Sony Bucks Beijing By Refusing to Censor Spiderman Movie
China has long been exploiting their citizenry, thanks to their commitment to the cruel tenets of authoritarian communism and their unwavering disregard for even the most basic of human rights. Â This has allowed the CCP to treat Chinese citizens like cattle, working low-paying jobs to produce goods that can then flood the international market, essentially milking them for money.
In order to keep the people of China happy in this arrangement, the government has had to severely limit the sorts of ideas that can be viewed in art or books, lest their human livestock were to get some strange ideas about freedom.
In order to do this, China has leveraged their enormous consumer base against some of the west’s most powerful entertainment companies, demanding that they tamp down certain references in books, films, television, and music.
A recent attempt to manipulate one Marvel’s biggest blockbusters has not gone Beijing’s way, however.
Sony reportedly refused the Chinese government’s demand to scrub the Statue of Liberty from Spider-Man: No Way Home.
According to Puck on Sunday, citing “multiple sources,” the Chinese government requested the Statue of Liberty be digitally removed from the film, despite its inclusion in a pivotal scene.
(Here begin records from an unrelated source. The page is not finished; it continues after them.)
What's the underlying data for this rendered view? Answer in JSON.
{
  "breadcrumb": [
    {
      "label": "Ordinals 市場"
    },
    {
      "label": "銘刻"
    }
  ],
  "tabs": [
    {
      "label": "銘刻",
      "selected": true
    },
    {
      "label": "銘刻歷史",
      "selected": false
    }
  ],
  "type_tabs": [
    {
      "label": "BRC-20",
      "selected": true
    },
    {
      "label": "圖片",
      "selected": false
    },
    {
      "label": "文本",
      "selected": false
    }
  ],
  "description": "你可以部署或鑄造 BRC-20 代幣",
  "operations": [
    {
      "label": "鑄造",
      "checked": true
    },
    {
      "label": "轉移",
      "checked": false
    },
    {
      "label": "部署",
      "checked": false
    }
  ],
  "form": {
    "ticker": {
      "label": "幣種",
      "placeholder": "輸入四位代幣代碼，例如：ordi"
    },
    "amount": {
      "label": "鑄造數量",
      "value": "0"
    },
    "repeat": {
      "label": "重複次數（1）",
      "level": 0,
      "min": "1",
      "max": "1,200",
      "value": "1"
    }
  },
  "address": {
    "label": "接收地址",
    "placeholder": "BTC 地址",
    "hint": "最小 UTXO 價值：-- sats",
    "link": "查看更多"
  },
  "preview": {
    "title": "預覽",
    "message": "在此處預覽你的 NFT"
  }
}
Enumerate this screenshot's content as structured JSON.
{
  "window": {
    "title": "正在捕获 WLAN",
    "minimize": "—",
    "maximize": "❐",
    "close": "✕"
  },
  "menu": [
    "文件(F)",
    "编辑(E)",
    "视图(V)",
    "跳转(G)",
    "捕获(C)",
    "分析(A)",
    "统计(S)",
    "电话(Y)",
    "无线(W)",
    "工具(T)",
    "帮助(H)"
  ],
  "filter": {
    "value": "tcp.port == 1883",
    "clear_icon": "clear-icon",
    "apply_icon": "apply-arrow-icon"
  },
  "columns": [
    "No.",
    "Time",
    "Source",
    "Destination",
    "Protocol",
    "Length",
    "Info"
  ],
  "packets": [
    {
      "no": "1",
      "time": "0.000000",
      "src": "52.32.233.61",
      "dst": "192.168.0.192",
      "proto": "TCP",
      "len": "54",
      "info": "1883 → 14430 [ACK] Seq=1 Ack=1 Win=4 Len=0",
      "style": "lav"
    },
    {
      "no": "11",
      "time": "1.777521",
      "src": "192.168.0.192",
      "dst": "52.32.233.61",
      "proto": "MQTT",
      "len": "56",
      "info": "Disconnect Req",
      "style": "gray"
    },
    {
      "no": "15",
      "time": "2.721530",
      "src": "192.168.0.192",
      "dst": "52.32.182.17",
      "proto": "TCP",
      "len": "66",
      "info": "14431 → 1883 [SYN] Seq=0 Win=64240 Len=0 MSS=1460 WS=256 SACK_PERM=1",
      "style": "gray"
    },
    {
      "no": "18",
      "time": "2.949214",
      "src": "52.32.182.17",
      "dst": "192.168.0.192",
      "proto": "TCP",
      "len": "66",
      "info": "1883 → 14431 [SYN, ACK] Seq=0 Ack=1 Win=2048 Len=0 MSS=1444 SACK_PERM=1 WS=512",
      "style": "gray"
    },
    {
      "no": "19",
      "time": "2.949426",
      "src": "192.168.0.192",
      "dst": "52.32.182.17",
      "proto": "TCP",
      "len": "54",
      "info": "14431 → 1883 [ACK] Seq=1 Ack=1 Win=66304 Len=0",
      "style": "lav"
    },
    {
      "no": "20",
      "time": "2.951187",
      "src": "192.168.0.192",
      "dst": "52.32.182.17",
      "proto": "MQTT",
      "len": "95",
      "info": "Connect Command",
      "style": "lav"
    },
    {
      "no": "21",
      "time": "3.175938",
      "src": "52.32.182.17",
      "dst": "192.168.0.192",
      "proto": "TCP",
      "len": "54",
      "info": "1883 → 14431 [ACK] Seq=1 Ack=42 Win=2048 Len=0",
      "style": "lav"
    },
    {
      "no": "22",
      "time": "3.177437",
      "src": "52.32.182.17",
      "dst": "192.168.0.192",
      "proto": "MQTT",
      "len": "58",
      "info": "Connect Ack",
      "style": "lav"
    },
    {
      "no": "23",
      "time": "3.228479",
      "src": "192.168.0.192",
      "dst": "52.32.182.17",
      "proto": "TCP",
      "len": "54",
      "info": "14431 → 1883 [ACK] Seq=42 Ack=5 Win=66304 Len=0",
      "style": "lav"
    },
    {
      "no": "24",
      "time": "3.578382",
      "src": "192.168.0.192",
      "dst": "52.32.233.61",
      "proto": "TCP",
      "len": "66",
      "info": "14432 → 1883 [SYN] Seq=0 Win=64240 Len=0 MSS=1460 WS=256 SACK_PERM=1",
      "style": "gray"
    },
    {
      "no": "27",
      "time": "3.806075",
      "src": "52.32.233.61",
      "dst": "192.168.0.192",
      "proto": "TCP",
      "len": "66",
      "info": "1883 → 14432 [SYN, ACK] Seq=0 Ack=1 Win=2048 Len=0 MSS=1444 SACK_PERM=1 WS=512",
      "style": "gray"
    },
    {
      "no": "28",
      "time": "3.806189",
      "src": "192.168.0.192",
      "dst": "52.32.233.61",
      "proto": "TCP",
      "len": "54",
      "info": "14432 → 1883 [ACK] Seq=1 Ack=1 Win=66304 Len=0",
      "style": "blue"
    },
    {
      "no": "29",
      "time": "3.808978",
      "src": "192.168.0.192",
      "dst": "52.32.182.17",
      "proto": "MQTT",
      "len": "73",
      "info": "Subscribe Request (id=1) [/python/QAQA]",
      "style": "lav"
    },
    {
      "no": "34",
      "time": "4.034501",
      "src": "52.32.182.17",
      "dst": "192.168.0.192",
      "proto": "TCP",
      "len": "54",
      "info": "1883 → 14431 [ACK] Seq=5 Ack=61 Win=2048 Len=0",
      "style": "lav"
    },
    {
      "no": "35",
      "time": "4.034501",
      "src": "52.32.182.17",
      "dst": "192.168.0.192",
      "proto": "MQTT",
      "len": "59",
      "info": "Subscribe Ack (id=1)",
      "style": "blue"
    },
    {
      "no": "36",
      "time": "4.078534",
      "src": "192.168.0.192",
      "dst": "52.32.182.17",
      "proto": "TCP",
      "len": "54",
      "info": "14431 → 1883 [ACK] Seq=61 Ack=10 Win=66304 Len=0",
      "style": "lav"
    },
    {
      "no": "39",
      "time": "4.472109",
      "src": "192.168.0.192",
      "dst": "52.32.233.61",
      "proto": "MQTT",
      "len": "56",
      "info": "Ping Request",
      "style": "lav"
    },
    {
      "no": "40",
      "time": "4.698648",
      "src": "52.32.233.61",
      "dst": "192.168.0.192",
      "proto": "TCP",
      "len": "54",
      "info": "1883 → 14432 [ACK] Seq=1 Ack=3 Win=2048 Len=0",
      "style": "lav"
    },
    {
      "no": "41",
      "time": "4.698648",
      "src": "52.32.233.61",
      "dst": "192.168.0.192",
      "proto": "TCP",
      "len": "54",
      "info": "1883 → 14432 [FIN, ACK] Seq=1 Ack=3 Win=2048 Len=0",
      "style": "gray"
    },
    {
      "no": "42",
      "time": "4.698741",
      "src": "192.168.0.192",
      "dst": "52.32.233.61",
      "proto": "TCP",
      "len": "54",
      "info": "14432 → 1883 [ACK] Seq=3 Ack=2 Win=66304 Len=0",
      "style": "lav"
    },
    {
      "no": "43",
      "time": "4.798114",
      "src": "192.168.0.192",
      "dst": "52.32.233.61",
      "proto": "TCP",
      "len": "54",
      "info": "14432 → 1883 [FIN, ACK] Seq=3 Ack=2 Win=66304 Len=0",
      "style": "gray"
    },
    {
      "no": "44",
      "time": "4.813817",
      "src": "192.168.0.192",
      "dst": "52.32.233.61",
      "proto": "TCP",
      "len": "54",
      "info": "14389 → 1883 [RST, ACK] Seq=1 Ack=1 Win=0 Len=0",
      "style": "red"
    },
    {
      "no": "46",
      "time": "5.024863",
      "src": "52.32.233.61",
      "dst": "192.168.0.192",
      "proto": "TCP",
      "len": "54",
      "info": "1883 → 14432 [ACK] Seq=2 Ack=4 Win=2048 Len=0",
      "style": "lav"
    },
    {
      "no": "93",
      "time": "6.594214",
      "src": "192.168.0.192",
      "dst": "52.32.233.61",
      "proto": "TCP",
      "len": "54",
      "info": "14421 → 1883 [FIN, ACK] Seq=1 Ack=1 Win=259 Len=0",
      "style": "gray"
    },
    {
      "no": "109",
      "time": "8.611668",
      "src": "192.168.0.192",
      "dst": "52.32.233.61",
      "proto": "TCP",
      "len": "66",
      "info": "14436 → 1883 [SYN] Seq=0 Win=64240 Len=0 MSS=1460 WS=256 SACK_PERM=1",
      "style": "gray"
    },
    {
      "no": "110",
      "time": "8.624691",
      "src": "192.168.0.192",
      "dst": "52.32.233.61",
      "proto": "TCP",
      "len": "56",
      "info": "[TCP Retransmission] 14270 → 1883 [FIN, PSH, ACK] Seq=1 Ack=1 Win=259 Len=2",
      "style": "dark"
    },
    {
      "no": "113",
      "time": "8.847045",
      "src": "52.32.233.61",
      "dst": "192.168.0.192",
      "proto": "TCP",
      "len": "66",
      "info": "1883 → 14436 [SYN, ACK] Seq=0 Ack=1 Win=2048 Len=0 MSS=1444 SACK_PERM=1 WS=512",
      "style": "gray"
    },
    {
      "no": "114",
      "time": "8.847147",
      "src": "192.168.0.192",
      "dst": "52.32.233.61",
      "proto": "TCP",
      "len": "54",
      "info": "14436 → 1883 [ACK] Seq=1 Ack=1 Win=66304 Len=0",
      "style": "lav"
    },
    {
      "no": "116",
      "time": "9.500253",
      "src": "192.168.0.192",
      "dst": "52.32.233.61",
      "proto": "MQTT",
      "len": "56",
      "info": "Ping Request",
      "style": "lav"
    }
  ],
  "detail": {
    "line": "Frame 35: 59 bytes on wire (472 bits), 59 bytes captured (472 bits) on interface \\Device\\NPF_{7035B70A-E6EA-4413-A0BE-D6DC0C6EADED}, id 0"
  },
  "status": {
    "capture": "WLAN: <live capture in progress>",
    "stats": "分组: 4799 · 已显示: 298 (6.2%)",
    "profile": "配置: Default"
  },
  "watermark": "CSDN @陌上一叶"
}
Sony rejected the request.
The Chinese government then asked if the Statue of Liberty could be, according to Puck, “minimized in the sequence: if Sony could cut a few of the more patriotic shots of [Tom] Holland standing atop the crown, or dull the lighting so that Lady Liberty’s visage wasn’t so front-and-center.” Sony considered the request, but declined.
China has demanded several changes to major movies throughout the years, including a massive adjustment to the end of Fight Club, in which the protagonists’ plot to destroy the credit banking system was removed and replaced with an epilogue stating that all of the characters involved were arrested by police…even the character that was a figment of someone’s imagination the whole time.